I’ve been a big fan of Carl Richards, the New York Times Sketch Guy and financial planner, since I stumbled upon his work in 2009. His illustrations and insights are both simple and impactful when it comes to investment and planning concepts. A great example is the Behavior Gap.
Financial research firm DALBAR produces the Quantitative Analysis of Investor Behavior (QAIB) report annual; it has been the nation’s leading study on investor behavior for 27 years and has shown a consistent and regular outcome regarding stock market returns and average equity fund investor returns. Though the numbers may vary from one year to the next, the clear and critical message holds true – investment returns are consistently greater than investor returns. This difference is what Carl Richards has termed the Behavior Gap and shows clearly in the sketch below.
Why does the gap exist?
The typical stock market investor, unfortunately, buys high when things are going well and sells low when the markets drop. This behavior causes the gap in long-term returns.

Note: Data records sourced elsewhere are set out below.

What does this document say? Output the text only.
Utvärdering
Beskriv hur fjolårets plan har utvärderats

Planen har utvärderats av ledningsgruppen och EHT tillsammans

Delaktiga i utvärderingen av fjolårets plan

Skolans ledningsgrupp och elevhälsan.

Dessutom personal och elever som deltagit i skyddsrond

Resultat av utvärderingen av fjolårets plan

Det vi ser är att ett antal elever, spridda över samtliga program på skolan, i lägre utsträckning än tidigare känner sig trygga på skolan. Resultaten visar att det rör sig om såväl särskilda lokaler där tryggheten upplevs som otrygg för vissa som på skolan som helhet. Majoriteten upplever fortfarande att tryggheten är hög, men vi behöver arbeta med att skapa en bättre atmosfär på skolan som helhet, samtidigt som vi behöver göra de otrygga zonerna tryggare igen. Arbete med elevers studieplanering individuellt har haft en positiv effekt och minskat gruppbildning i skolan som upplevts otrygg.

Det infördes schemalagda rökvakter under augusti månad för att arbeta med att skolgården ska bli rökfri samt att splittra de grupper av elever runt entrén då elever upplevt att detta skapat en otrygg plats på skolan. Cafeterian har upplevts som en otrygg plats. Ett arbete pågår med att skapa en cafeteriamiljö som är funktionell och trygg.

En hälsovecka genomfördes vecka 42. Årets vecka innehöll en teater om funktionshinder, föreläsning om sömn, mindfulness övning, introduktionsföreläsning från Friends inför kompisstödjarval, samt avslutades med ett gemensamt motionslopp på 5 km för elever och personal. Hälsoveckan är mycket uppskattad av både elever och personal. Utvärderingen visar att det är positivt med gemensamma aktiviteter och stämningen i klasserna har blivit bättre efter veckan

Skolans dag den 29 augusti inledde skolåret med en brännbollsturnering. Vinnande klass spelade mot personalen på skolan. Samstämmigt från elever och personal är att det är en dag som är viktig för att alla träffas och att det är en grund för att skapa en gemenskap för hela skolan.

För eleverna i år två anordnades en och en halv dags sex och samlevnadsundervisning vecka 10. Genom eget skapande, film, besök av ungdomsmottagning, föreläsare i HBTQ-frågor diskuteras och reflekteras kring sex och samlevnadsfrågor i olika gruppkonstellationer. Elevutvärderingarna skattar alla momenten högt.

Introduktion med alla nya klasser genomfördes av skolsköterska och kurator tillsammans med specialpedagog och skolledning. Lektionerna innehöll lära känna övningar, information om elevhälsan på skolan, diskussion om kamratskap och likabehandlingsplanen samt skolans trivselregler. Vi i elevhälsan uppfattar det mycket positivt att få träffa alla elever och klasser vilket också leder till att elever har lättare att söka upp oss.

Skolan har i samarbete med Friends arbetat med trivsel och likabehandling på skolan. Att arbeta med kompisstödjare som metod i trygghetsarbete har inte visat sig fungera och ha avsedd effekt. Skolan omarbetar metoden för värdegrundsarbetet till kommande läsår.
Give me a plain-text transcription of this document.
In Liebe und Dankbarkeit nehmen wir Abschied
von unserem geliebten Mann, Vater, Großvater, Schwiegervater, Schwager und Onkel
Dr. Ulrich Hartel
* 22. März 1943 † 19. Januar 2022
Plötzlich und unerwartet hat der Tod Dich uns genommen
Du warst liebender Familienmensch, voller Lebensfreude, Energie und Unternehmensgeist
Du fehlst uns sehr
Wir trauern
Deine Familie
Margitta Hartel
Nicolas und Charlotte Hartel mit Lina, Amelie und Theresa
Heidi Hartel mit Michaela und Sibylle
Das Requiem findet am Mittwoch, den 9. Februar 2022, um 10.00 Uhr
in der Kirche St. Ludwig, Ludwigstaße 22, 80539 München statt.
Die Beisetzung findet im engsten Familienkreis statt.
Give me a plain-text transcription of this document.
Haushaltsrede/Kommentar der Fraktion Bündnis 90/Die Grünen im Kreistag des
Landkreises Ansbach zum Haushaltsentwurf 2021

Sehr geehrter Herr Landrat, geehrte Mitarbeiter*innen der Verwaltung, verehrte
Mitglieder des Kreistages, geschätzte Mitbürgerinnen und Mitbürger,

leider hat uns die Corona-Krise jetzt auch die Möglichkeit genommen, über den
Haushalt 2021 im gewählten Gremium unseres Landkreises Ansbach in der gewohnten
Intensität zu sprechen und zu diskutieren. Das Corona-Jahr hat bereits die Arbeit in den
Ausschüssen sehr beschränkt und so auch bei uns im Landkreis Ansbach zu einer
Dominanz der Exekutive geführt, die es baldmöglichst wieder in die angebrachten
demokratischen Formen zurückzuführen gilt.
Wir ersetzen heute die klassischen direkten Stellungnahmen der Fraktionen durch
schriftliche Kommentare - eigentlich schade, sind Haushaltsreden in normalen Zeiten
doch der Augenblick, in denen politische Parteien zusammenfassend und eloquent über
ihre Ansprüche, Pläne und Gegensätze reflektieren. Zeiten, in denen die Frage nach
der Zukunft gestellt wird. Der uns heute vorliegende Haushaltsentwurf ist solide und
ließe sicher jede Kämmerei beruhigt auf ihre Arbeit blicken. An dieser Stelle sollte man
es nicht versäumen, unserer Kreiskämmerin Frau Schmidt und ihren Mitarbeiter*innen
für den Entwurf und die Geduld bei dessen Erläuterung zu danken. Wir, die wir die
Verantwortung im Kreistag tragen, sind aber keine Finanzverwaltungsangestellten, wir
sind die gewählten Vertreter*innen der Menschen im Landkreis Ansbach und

Another one of Richards’ sketches (below) illustrates the unfavorable pattern that causes the Behavior Gap. It depicts what happens when we allow emotions, such as greed and fear, to take over the decision-making process for our portfolio. This pattern leads to the type of underperformance that many average investors experience.
As the sketch suggests, making rational decisions about our investments is not automatic for most people, especially in volatile markets. It takes a certain mindset or temperament, along with a well thought out investment plan to avoid this situation.